Vectors are passed as bracket-delimited strings or []float32 bind parameters:

// String literal
_, err = db.Exec(
    `INSERT INTO documents (body, embedding) VALUES (?, ?)`,
    "hello world", "[0.1, 0.2, 0.3]",
)

// []float32 bind parameter
vec := []float32{0.1, 0.2, 0.3}
_, err = db.Exec(
    `INSERT INTO documents (body, embedding) VALUES (?, ?)`,
    "hello world", vec,
)

Online DML maintenance

The HNSW index is kept up to date automatically:

  • INSERT — new vectors are added as nodes in the graph.
  • DELETE — deleted nodes are marked as tombstoned; they are excluded from search results and lazily reclaimed during compaction.
  • UPDATE — treated as delete + insert.

Dropping an HNSW index

DROP INDEX idx_docs_embedding;

Notes

  • The vector dimension n is fixed at table creation time.
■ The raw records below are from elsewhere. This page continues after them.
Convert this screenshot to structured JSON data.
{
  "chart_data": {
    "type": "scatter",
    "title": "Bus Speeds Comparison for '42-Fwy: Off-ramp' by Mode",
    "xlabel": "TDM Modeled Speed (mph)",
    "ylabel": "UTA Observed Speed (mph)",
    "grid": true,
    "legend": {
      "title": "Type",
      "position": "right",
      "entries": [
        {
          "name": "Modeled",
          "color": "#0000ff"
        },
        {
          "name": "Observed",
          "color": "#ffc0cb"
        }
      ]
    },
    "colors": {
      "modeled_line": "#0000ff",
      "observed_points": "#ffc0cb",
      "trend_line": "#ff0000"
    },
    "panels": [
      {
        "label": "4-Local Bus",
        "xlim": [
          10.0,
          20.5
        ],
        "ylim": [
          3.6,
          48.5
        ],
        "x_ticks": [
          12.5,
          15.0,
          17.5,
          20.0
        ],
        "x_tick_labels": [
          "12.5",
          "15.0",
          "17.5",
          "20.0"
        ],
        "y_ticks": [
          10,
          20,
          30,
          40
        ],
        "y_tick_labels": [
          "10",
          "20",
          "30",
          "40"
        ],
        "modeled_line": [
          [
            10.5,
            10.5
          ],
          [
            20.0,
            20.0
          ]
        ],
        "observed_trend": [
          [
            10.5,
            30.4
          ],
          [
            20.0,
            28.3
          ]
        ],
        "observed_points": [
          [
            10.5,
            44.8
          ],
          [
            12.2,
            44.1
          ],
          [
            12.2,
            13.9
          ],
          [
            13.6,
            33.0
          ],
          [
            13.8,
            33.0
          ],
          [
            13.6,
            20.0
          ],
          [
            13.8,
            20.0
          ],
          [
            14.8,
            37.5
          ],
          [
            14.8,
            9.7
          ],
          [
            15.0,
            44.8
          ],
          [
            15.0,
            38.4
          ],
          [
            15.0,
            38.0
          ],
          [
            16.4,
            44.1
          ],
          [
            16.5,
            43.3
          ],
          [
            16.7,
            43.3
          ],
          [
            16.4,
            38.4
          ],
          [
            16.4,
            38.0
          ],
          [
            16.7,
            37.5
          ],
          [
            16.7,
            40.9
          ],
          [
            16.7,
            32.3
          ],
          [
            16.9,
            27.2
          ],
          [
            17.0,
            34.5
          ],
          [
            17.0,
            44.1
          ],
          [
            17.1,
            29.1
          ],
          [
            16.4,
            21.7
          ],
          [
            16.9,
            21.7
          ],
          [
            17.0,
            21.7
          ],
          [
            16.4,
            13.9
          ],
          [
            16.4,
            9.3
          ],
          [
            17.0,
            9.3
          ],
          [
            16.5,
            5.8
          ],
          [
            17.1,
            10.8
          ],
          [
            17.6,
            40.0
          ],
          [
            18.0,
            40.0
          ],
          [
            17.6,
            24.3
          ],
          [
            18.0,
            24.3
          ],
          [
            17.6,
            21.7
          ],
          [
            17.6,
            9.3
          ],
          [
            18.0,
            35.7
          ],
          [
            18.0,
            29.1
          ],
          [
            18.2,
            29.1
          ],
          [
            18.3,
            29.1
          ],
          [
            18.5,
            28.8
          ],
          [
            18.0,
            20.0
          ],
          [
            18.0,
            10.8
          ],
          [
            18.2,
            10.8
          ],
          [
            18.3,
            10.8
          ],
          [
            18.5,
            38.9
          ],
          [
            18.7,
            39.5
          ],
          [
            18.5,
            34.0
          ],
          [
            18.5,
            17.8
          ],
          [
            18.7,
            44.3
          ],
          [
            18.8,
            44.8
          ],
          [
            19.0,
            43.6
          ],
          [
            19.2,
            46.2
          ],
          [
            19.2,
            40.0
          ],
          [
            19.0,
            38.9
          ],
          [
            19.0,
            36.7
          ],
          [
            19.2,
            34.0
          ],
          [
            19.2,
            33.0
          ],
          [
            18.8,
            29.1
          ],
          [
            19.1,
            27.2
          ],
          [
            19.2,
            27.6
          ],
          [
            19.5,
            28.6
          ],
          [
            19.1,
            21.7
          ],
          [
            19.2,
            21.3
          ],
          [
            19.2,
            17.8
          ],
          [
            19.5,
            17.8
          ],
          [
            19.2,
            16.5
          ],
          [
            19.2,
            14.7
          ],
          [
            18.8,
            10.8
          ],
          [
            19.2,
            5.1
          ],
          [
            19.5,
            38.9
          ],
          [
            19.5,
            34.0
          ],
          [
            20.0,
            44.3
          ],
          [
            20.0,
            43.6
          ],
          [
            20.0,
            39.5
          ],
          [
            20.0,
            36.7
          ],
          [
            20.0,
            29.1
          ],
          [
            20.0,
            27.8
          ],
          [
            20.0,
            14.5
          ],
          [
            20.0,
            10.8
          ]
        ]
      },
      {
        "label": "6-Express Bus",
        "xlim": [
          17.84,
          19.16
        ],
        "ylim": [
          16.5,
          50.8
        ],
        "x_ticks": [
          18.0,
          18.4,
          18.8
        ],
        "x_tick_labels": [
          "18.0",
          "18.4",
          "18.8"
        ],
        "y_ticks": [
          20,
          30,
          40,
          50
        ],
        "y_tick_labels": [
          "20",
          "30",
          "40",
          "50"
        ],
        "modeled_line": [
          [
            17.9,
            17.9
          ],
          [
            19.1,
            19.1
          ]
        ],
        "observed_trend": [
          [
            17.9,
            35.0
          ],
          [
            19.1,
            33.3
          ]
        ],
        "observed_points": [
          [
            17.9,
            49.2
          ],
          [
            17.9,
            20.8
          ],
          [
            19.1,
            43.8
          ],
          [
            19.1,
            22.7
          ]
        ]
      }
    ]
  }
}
All inserted vectors must have exactly n components.
  • HNSW search is approximate — it may miss some true nearest neighbours in exchange for speed. Increasing ef_construction and m improves recall at the cost of build time and memory.
  • PRAGMA integrity_check verifies HNSW page structure and overflow page chains.
  • The HNSW graph is persisted across restarts and carried through VACUUM and encryption.

See Vector Search for the complete vector type and distance function reference.